Oh, yes. The CGI insects look exactly like Klendathuian arachnids -- only they're about 12-inches tall and scurry about like packs of wild dogs. Yeah, when our crashlanded "Snake Plissken" (Micheal Bergin of TV's "Baywatch"; these days: a whole bunch of "Wrong" and "Christmas" for Lifetime and Hallmark) and his Ripley (a perfect-apoc make-up Amy Weber, aka Diva from the WWE) go into battle -- with our reason for being here, Vernon Wells (yeah, from "The Road Warrior") -- and mix it up with desert rebel-goons and scruffy, penal colony nerf herders (aka mining colonists), they do so in the requisite motocross helmets, hockey and paintball-styled military gear on the "Battle of the Planet of the Bugs," aka "2217: The Kerfuffle on Sygnus," to find some magical stones, or fuel, or something, to save the day.

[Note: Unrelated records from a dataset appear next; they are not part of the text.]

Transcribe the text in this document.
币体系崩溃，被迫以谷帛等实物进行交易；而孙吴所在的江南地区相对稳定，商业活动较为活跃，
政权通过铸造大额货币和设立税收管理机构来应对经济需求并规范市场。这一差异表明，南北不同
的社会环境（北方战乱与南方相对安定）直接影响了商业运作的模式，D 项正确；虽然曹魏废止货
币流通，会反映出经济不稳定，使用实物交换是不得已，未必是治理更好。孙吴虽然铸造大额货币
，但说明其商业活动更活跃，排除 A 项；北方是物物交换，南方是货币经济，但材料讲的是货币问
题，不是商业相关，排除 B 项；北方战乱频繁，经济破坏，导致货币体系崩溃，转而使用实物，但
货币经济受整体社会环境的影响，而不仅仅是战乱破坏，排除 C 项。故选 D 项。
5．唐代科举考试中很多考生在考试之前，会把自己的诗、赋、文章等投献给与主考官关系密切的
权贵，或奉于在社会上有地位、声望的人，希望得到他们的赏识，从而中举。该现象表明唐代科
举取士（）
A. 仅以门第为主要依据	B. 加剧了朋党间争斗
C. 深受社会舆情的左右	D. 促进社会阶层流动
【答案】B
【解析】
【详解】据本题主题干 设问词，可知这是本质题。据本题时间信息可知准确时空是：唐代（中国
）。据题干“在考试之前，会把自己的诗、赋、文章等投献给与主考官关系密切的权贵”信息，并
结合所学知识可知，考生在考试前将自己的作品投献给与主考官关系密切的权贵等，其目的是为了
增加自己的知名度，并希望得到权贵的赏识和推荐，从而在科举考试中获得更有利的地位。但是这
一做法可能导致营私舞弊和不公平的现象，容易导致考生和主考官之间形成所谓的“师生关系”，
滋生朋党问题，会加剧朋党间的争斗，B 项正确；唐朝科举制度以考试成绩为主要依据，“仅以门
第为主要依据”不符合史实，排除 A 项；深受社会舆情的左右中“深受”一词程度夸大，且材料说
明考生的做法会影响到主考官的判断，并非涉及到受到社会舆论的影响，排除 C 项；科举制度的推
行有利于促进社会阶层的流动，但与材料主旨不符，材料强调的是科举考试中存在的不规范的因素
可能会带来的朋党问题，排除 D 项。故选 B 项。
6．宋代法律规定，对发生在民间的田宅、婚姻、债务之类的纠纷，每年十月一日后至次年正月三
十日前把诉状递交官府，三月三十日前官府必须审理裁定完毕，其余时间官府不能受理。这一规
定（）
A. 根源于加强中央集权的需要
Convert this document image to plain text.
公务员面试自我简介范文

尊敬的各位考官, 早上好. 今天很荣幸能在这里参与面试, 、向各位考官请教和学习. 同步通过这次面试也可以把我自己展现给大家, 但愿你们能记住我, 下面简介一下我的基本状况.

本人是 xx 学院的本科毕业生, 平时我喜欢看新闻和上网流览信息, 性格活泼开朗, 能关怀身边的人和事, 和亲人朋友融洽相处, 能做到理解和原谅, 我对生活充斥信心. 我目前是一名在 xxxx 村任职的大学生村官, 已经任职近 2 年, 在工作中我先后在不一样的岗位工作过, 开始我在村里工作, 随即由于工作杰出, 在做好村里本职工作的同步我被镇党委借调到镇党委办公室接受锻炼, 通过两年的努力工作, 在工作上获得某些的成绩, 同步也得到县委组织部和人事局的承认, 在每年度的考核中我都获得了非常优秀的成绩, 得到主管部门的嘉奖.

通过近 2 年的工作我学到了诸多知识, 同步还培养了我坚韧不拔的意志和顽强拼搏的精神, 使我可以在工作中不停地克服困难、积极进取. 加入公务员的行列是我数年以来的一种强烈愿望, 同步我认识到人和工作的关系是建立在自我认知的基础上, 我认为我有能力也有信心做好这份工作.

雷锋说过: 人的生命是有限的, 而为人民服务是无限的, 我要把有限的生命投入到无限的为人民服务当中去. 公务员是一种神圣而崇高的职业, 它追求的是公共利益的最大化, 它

The effective against-the-budget in-camera effects comes courtesy of a team headed by the film's director, Carey Howe, in his directorial debut. His own effects work dates to "Scared to Death" (1980; the Synegor movie!), as well as the "Friday the 13th," "House," "Re-Animator," as well as the Freddy Kruger, and "The Lord of the Rings" franchises.

In the end: Even with its shortcomings, I had fun with this star romp courtesy of its retro home video fuzzies reminding me of those Lucasian Italian knockoffs. It's about time for Mill Creek to program some updates to their 50-film packs -- and "Starforce" would program nicely into one of their "Sci-Fi" disc sets.